Interpellé lui aussi par le témoignage de Marylène Andrin, Guy Daleiden, directeur du Film Fund, l’organisme qui soutient la création cinématographique dans le pays, a également réagi : “Pour moi et pour notre administration, c’est une situation qui n’est pas acceptable. Un tel comportement ne peut jamais être acceptable. On a réagi, on s’est dit : On doit prévenir, on doit organiser des séminaires de sensibilisation, de formation mais aussi définir des solutions pour que ça n’arrive pas.”

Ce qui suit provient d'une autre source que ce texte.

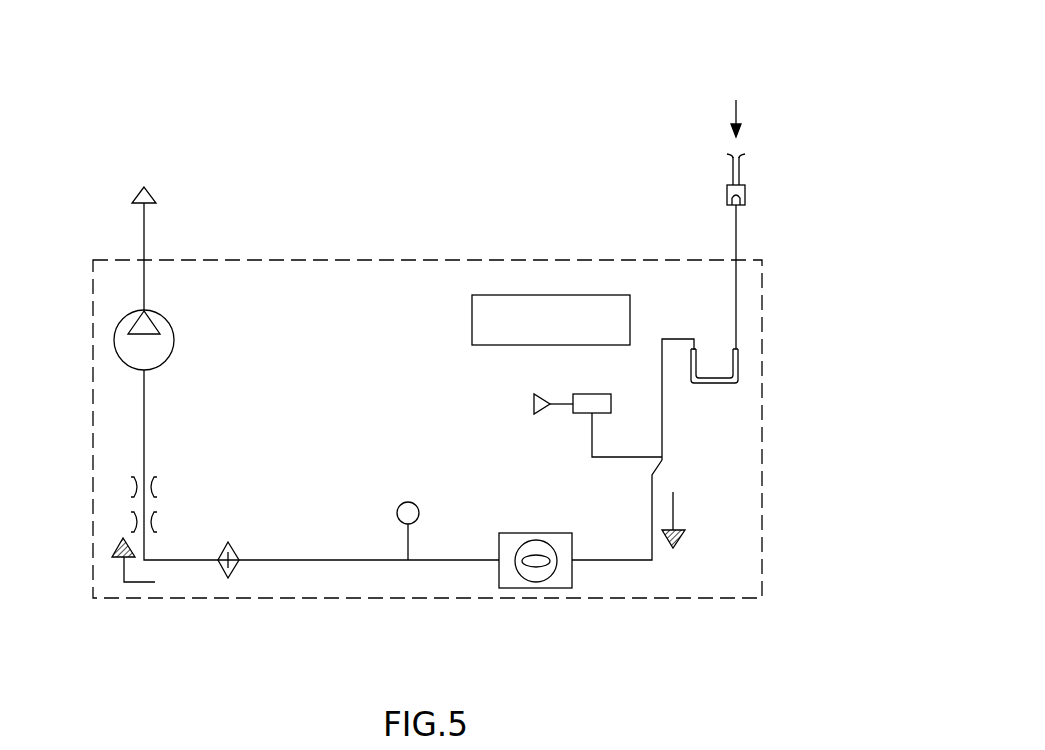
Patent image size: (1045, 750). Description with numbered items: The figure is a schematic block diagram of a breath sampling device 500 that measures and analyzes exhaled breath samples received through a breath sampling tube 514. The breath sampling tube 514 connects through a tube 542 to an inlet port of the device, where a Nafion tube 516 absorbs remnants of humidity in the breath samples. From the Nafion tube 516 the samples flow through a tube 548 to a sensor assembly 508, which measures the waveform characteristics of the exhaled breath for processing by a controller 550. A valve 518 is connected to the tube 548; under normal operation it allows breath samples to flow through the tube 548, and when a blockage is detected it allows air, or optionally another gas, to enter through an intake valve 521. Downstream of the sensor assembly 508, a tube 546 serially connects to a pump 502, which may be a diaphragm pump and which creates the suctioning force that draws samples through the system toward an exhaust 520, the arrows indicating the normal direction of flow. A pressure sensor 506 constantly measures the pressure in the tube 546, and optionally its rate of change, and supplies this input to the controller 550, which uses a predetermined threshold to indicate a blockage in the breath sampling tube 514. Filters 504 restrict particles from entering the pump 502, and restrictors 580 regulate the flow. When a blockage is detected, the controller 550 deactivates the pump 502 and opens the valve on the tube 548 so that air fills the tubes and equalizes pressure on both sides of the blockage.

The breath sampling device 500 is at (593, 51).
The pump 502 is at (114, 340).
The filters 504 is at (238, 571).
The pressure sensor 506 is at (400, 523).
The sensor assembly 508 is at (573, 575).
The breath sampling tube 514 is at (746, 195).
The Nafion tube 516 is at (740, 362).
The valve 518 is at (584, 394).
The exhaust 520 is at (157, 196).
The intake valve 521 is at (534, 404).
The tube 542 is at (738, 304).
The tube 546 is at (172, 562).
The tube 548 is at (662, 431).
The controller 550 is at (561, 295).
The restrictors 580 is at (133, 482).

Les solutions sont multiples : une personne référente à contacter sur le tournage bien sûr, également l’affichage de messages d’information. Le 15 novembre prochain, le Film Fund organisera un premier séminaire sur la question, qui sera obligatoire pour les producteurs qui demandent une aide financière. Les intervenants sont issus d’un cabinet d’avocats français, déjà responsable d’un séminaire semblable pour la communauté française de Belgique.
Comme de nombreuses femmes dans le milieu du cinéma, Alexandra Hoesdorff a observé et même parfois été victime de comportements déplacés. Longtemps, ils ont été tolérés tacitement : “Notre génération, les années précédentes, c’était la normalité, comme dans beaucoup d’industries, pas uniquement dans le cinéma. La hiérarchie est souvent confondue avec la domination.”
Le cinéma a cette particularité de faire collaborer des professionnels de l’ombre avec des artistes ayant une certaine notoriété. Le terrain est donc plus propice à la domination.
“Le cinéma, ce n’est pas seulement un savoir-faire, affirme Marylène Andrin, c’est aussi un savoir-être, comme dans n’importe quel travail. Se respecter les uns les autres, ça commence par dire bonjour sur le plateau quand on arrive.”

Aujourd’hui, Marylène Andrin est éducatrice spécialisée mais a gardé un pied dans le monde du cinéma en continuant à écrire de la fiction et en réalisant des courts-métrages. Le prochain s’intitule Raccrocher et a été produit par la société luxembourgeoise Six Letters.
Poison, premier long-métrage réalisé par Désirée Nosbusch et produit par Deal Productions a été diffusé en avant-première au Film Fest de Munich début juillet. Trine Dyrholm et Tim Roth sont au casting de cette histoire d’amour évoquant un couple déchiré par un drame et qui se retrouve.